Briefly, in each family the sequences were edited to isolate the catalytic domains to avoid interference from the presence or absence of additional modules. The catalytic domains were then subject to a multiple sequence alignment using MUSCLE  and a distance matrix was created using the BLOSUM62  substitution model. The distance matrix was then used as the input for an automatic analysis based on the SECATOR algorithm , which proposes the breakdown of the family into a number of subfamilies, based on a reconstructed phylogenetic tree. The robustness of the subfamilies was tested by a resampling approach whereby a proportion of the sequences were randomly removed from the sample. The clustering procedure was iterated typically 10000 times with random variations of the parameters of the automatic partitioning algorithm. The percentage of sequences removed from the sample was also picked randomly from 5 to 30% at each iteration. Sequences found in the same cluster over 80% of the time were assigned to the same subfamily. Finally, only subfamilies containing more than five members were retained in order to define significant subfamilies. Unassigned sequences will be subjected to a new round of analysis as more sequences become available.
RESULTS AND DISCUSSION
Modular structure of PLs
Carbohydrate-active enzymes are frequently composed of a modular structure, in which a catalytic module carries one or more ancillary modules . PLs are no exception and there is a large variety of multi-modular PLs (Figure 3). Perhaps the most common situation is the occurrence of one or more CBMs in tandem with the catalytic PL module. However, other arrangements have been observed, such as the addition of domains that promote binding to other macromolecules, including SLH (S-layer homology) domains for cell attachment  or dockerin modules for cellulosome assembly . Some PLs may even be arranged with an additional PL module or a complementary CE (carbohydrate esterase) module, as well as domains whose function is presently unknown (termed ‘X’ modules; Figure 3). The number of possible combinations of domains is in principle unlimited, and their presence poses a specific challenge for sequence-based family grouping and annotation. Whole genome annotations are particularly prone to false identification (and subsequent misleading functional annotation) due to spurious hits on ancillary modules common to two distinct proteins. Consequently, a systematic excision of the ancillary modules was performed prior to all sequence alignments of PLs, and indeed this approach is the principal modus operandi of the CAZy classification [19,32].
Families and folds
In April 1999 there were approx. 100 PL sequences arranged in nine families . Since then, the number of PL sequences has increased approx. 20-fold, essentially due to whole genome-sequencing projects. Thanks to the biochemical characterization of many novel PLs, the number of PL families has progressively grown over the years to reach 21 in 2010. The corresponding 11 years of structural biology have vastly expanded knowledge of the three-dimensional structures of PLs (for a thorough review on three-dimensional structure–function relationships of PLs, see ), whereas only one of the initial nine families of PLs had a structural representative in 1999, the fold of only two (PL12 and PL17) out of the 21 current PL families remain to be determined (Figure 4).
PLs show a large variety of fold types, ranging from β-helices to α/α barrels (Figure 4). The abundance of PL folds indicates that PLs have been invented more than once during evolution, from totally different scaffolds. The most extreme example of the convergent evolution of PLs is perhaps with PL1 and PL10 pectate lyases, in which the different folds carry an identically poised catalytic machinery that performs the same reaction on the same substrate . The plasticity of the active site of PLs to accommodate a variety of substrates is reminiscent of that of GHs . Interestingly most of the PL folds are also found in GH families, an indication of possible common evolutionary origins between the two enzyme classes.
In addition to being well-characterized at the three-dimensional level, examination of the CAZy database (http://www.cazy.org) shows that more than 10% of the PLs in the database have been biochemically (kinetically) characterized, which is the highest proportion among all of the classes of carbohydrate-active enzymes described in CAZy [GHs, GTs (glycosyltransferases), PLs and CEs]. This wealth of biochemical data indicates that most PL families group enzymes with diverse substrate specificities (Table 1).
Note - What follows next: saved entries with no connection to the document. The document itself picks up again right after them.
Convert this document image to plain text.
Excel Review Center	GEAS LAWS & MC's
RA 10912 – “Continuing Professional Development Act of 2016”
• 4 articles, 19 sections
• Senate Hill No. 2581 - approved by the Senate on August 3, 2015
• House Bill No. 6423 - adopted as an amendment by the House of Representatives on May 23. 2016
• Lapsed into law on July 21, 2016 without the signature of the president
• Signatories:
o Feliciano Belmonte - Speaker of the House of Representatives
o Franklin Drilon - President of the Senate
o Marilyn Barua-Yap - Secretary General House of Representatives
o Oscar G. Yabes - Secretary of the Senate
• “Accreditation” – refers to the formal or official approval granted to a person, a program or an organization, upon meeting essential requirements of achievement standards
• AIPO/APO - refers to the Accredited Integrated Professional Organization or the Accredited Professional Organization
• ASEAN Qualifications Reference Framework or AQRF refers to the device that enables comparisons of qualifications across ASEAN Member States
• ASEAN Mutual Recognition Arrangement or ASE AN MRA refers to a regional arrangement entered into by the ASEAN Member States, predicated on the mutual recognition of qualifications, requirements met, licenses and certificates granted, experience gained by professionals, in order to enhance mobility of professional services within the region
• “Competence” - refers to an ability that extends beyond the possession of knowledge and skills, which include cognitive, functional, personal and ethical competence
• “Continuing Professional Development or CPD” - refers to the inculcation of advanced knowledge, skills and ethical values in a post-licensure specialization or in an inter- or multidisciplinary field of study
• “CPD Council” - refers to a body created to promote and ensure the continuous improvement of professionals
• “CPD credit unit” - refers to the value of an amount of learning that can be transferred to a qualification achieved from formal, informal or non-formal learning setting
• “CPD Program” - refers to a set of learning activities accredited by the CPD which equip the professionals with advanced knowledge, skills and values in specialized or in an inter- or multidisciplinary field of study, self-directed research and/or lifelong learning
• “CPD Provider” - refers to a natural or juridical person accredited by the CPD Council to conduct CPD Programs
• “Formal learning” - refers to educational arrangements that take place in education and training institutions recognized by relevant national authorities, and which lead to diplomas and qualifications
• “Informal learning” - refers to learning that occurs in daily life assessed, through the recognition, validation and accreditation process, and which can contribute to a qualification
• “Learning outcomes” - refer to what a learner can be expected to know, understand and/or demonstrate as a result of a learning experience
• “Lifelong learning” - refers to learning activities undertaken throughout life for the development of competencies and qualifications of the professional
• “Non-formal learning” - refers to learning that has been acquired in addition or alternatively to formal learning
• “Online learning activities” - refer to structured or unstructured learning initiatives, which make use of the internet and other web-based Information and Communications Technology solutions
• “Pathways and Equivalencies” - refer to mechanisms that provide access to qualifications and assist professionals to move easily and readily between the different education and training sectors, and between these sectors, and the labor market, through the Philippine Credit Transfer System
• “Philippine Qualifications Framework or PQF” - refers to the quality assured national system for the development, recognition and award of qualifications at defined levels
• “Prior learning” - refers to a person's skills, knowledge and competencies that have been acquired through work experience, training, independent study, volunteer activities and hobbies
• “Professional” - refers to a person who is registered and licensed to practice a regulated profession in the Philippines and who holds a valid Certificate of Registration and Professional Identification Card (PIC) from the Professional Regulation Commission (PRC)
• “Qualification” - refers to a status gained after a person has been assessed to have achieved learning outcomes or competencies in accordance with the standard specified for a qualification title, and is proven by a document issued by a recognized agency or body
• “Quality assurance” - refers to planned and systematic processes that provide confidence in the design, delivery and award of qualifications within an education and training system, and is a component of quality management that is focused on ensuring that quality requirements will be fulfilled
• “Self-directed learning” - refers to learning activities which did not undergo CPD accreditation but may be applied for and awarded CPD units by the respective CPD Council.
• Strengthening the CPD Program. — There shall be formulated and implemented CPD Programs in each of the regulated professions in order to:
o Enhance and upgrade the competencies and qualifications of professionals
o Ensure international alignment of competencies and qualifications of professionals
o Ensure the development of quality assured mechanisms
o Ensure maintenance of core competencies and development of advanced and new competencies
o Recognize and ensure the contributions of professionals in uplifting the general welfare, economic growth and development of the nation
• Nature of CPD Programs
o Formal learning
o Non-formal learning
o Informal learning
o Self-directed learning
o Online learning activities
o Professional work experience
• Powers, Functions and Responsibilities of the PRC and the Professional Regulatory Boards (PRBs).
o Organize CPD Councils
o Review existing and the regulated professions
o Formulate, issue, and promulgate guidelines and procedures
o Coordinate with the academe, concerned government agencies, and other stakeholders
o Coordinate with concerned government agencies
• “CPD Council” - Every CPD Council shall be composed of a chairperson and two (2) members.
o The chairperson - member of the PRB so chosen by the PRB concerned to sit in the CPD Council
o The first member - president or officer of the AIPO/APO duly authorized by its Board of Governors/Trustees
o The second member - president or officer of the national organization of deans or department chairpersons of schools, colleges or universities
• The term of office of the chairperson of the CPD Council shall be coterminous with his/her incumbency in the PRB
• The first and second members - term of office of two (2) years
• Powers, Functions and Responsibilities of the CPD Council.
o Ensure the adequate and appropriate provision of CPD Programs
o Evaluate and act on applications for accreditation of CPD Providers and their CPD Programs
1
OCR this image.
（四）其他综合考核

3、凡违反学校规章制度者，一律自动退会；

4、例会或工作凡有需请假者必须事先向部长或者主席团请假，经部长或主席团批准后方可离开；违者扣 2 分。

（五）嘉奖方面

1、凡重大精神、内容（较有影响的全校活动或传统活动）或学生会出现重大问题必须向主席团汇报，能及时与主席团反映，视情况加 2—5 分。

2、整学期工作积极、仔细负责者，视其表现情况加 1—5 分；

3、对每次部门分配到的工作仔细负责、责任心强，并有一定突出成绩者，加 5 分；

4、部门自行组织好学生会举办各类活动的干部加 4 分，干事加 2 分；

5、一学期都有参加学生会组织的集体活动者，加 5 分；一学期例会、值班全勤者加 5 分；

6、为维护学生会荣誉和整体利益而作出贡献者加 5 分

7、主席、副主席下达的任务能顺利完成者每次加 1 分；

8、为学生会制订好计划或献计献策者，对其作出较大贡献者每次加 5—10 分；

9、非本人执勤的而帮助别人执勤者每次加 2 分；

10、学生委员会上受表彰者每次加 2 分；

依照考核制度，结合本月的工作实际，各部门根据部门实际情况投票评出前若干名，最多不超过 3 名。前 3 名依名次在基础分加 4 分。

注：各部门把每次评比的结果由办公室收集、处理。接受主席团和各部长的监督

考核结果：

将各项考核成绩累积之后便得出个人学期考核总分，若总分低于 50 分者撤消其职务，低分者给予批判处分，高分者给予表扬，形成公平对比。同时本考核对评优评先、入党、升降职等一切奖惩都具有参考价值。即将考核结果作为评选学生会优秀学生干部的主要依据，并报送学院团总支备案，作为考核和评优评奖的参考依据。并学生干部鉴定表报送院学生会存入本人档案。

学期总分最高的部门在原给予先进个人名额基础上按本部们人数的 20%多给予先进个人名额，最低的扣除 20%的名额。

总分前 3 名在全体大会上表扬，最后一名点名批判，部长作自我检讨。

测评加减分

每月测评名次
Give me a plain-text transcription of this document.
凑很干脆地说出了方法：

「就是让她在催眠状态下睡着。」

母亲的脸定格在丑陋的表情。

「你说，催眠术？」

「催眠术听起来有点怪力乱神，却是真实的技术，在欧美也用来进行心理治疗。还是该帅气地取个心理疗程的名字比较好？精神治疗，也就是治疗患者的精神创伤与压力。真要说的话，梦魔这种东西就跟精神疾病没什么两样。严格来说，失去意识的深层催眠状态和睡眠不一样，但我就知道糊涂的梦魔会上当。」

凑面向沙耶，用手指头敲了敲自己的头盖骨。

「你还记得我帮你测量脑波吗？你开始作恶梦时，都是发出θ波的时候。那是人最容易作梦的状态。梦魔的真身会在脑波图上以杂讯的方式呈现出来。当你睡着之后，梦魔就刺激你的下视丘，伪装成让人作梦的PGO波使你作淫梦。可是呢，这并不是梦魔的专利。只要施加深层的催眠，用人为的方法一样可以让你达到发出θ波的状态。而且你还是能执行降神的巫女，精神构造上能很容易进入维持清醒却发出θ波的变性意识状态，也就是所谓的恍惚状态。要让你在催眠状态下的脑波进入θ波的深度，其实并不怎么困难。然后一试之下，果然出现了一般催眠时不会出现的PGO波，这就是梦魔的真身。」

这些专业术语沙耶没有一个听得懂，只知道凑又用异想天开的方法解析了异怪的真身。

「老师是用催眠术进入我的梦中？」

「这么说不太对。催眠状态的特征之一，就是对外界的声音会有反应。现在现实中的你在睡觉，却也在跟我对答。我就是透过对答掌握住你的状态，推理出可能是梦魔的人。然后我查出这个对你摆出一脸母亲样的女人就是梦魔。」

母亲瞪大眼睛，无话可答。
This situation has been previously observed for other CAZyme classes, especially the GHs  and GTs . One probable explanation for this phenomenon is that the number of available protein folds is considerably smaller than the number of carbohydrate structures and hence nature has adventitiously tuned existing scaffolds for exquisite substrate specificity.
Less immediately apparent, however, are the structural similarities among the various substrates processed by individual family members. As an example, family PL8 can be considered polyspecific, as it groups together three different enzyme activities: hyaluronate lyase (EC 184.108.40.206), xanthan lyase (EC 220.127.116.11) and chondroitin AC lyase (EC 18.104.22.168). Here, the common names of these polysaccharides belie the fact that these three types of enzymes act at the same position on the same sugar, i.e. they cleave the C-O bond at position 4 of unsubstituted glucuronic acid in the backbone (Figure 5). What differentiates the three substrates is the substituent attached to the 4-oxygen of the glucuronic acid, a situation similar to, for instance, GHs that exhibit aglycone specificity . The three enzymes therefore can, and in the case of PL8 do, utilize an identical catalytic machinery to cleave their respective substrates.
The functional prediction (i.e. substrate specificity) of thousands of putative carbohydrate-active enzymes derived from genome data is highly desirable, but requires a direct unequivocal relationship between sequence groupings and substrate specificity. Because the sequence-based families of PLs generally do not correlate with the fine substrate specificity, as described above, we have examined the definition of subfamilies to assess whether functional grouping and prediction could be improved. A similar approach was previously applied to the large polyspecific GH13 family of α-amylase-related enzymes, in which most of the sequence-derived subfamilies were indeed found to correspond to a single enzyme activity .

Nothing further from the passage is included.